Kelly Kirchbaum

No. 62, 51, 54
- Position: Linebacker

Personal information
- Born: June 14, 1957 (age 68) Fort Knox, Kentucky, U.S.
- Height: 6 ft 2 in (1.88 m)
- Weight: 240 lb (109 kg)

Career information
- High school: North Hardin (Radcliff, Kentucky)
- College: Kentucky (1975–1978)
- NFL draft: 1979: 5th round, 123rd overall pick

Career history
- New York Jets (1979–1980); Kansas City Chiefs (1980); Houston Oilers (1982)*; Tampa Bay Bandits (1983–1985); Denver Dynamite (1987); Philadelphia Eagles (1987);
- * Offseason and/or practice squad member only

Awards and highlights
- ArenaBowl champion (1987); Second-team All-Arena (1987);
- Stats at Pro Football Reference
- Stats at ArenaFan.com

= Kelly Kirchbaum =

American football player (born 1957)

Kelly L. Kirchbaum (born June 14, 1957) is an American former professional football player who was a linebacker for two seasons in the National Football League (NFL) with the Kansas City Chiefs and Philadelphia Eagles. He was selected by the New York Jets in the fifth round of the 1979 NFL draft after playing college football for the Kentucky Wildcats. Kirchbaum also played for the Tampa Bay Bandits of the United States Football League (USFL) and the Denver Dynamite of the Arena Football League (AFL).

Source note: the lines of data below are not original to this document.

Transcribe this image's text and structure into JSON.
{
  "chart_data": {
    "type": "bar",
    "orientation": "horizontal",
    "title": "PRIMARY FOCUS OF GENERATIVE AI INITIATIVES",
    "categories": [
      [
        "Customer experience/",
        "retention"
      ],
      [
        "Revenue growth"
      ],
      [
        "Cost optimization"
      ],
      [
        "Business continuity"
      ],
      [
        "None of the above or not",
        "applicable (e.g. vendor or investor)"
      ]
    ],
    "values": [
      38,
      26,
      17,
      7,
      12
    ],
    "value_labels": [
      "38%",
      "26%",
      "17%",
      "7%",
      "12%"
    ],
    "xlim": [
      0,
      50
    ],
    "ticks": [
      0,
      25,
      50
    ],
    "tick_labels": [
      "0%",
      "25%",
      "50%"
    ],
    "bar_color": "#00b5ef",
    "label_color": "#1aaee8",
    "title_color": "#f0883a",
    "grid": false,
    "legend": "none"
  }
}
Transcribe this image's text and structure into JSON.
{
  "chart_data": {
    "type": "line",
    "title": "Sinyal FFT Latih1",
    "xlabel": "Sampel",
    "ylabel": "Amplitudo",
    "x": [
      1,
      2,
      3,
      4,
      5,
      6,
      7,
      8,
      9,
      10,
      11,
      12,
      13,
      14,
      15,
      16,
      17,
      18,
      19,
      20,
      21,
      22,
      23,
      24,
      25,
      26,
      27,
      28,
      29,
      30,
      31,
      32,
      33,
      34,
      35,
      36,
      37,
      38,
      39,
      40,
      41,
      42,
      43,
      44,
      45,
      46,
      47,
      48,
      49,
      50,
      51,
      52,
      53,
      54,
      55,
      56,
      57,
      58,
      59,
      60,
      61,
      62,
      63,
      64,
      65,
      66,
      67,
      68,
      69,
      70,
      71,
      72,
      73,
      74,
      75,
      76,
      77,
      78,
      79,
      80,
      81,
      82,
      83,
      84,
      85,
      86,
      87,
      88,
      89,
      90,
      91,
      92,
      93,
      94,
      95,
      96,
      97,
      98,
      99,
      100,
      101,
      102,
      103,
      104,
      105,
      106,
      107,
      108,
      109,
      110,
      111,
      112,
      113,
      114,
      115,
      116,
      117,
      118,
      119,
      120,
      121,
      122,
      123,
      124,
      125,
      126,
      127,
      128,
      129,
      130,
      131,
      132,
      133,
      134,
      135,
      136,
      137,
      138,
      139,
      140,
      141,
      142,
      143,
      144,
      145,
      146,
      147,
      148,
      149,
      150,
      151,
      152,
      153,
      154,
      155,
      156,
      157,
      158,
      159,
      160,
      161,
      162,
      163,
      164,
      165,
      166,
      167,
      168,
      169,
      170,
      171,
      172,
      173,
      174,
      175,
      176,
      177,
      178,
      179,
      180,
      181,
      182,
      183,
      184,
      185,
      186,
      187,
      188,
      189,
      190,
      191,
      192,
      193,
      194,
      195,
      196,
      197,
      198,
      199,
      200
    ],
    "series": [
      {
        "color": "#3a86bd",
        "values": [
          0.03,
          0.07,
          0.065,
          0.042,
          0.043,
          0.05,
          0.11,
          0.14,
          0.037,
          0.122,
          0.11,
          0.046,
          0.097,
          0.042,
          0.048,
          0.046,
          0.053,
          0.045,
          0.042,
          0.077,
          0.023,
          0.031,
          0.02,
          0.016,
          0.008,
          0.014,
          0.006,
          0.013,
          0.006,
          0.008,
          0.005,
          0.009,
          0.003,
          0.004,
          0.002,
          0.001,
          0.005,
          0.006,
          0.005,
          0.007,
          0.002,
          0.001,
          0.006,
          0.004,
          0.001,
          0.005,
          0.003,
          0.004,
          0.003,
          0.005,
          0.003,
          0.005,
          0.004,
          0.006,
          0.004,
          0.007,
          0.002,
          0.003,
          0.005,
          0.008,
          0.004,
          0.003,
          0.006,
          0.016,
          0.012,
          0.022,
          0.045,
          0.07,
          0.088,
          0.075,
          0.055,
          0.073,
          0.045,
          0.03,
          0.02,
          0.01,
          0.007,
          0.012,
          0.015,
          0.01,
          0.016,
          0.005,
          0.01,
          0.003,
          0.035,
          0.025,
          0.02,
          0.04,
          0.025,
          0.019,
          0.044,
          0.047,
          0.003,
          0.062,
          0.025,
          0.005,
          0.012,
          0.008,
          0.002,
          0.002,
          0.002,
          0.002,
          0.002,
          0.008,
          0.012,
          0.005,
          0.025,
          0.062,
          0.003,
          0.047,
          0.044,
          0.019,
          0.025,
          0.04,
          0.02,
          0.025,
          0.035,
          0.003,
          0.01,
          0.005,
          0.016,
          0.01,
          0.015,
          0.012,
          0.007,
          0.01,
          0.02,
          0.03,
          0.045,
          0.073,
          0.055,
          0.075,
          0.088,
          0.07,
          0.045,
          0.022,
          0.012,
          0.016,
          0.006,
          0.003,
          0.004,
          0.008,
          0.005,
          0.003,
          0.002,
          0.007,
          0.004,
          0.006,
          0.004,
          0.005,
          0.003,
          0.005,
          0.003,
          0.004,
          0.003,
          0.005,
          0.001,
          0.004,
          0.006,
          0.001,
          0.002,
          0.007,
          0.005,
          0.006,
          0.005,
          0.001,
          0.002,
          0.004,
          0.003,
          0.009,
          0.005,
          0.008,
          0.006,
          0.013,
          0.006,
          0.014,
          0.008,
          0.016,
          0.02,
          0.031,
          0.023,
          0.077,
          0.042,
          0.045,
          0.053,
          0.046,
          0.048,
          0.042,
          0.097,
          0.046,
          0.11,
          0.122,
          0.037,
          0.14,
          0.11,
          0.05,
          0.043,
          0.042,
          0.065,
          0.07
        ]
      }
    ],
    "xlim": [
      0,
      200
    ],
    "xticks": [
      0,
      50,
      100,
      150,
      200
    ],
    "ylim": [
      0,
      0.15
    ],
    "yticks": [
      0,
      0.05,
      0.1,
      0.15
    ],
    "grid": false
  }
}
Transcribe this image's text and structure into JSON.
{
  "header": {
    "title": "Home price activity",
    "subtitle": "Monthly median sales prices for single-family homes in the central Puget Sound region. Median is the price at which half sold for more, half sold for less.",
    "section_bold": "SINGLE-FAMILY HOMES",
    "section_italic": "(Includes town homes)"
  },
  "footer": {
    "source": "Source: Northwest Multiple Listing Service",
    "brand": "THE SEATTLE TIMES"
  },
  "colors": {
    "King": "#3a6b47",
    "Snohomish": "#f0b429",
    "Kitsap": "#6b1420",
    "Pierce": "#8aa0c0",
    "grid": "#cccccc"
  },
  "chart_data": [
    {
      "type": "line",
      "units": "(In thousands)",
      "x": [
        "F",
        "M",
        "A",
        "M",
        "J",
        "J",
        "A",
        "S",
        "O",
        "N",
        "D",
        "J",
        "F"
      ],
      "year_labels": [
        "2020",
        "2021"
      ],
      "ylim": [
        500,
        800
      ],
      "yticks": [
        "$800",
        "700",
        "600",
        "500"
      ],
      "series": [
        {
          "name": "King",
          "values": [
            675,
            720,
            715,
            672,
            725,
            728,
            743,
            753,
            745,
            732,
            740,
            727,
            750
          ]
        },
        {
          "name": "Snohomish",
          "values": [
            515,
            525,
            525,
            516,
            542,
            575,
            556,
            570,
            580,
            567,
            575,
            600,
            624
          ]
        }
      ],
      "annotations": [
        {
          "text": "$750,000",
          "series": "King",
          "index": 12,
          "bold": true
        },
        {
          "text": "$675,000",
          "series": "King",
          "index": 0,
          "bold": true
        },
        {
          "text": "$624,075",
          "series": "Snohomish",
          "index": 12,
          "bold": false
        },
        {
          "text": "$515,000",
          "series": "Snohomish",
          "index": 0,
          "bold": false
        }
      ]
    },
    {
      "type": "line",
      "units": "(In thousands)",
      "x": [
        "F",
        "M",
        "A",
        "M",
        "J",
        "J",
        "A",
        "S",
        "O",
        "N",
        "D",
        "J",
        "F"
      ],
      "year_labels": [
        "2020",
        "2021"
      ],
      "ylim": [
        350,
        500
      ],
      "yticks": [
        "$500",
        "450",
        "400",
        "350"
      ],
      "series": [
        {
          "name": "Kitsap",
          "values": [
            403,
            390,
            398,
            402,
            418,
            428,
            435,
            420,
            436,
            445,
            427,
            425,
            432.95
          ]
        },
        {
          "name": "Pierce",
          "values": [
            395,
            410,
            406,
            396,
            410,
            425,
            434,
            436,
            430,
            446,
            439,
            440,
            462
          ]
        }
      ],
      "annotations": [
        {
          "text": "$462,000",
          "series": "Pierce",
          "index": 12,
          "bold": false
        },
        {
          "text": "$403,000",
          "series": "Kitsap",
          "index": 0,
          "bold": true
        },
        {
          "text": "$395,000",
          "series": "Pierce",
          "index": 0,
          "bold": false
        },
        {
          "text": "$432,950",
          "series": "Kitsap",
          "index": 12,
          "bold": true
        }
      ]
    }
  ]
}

==Early life and college==
Kelly L. Kirchbaum was born on June 14, 1957, in Fort Knox, Kentucky. He participated in both football and wrestling at North Hardin High School in Radcliff, Kentucky. He was inducted into the North Hardin High School Athletic Hall of Fame in 2007.

Kirchbaum was a four-year letterman for the Kentucky Wildcats of the University of Kentucky from 1975 to 1978. He recorded one interception in 1977.

==Professional career==
Kirchbaum was selected by the New York Jets in the fifth round, with the 123rd overall pick, of the 1979 NFL draft. He was placed on injured reserve on August 21, 1979, and spent the entire season there. He was placed on injured reserve again on September 1, 1980, and was later waived on December 16, 1980.

Kirchbaum was claimed off waivers by the Kansas City Chiefs on December 18, 1980. He played in one game for the Chiefs during the 1980 season. He was released on July 25, 1981.

Kirchbaum signed with the Houston Oilers on June 7, 1982, and was released on August 3, 1982.

On September 7, 1982, Kirchbaum signed with the Tampa Bay Bandits of the United States Football League (USFL) for the 1983 USFL season. He played in eight games, all starts, for the Bandits in 1983, recording one sack and one fumble recovery. He started 17 games, recovering one fumble, in 1984 as the team finished with a 14–4 record and lost in the Eastern Conference semifinals to the
Birmingham Stallions. Kirchbaum posted one sack and two fumble recoveries for Tampa Bay in 1985. The USFL folded after the 1985 season.

Kirchbaum played in three games for the Denver Dynamite of the Arena Football League (AFL) during the league's inaugural 1987 season, posting nine solo tackles, four assisted tackles, one forced fumble, one fumble recovery, and one pass breakup. He also played offense during his time in the AFL as the league played under ironman rules. The Dynamite finished the season with a 4–2 record and won ArenaBowl I against the Pittsburgh Gladiators. For his performance during the 1987 season, Kirchbaum was named second-team All-Arena as an offensive lineman/defensive lineman.

On September 25, 1987, Kirchbaum signed with the Philadelphia Eagles during the 1987 NFL players strike. He played in three games for the Eagles and recovered one fumble. He was released on October 19, 1987, after the strike ended.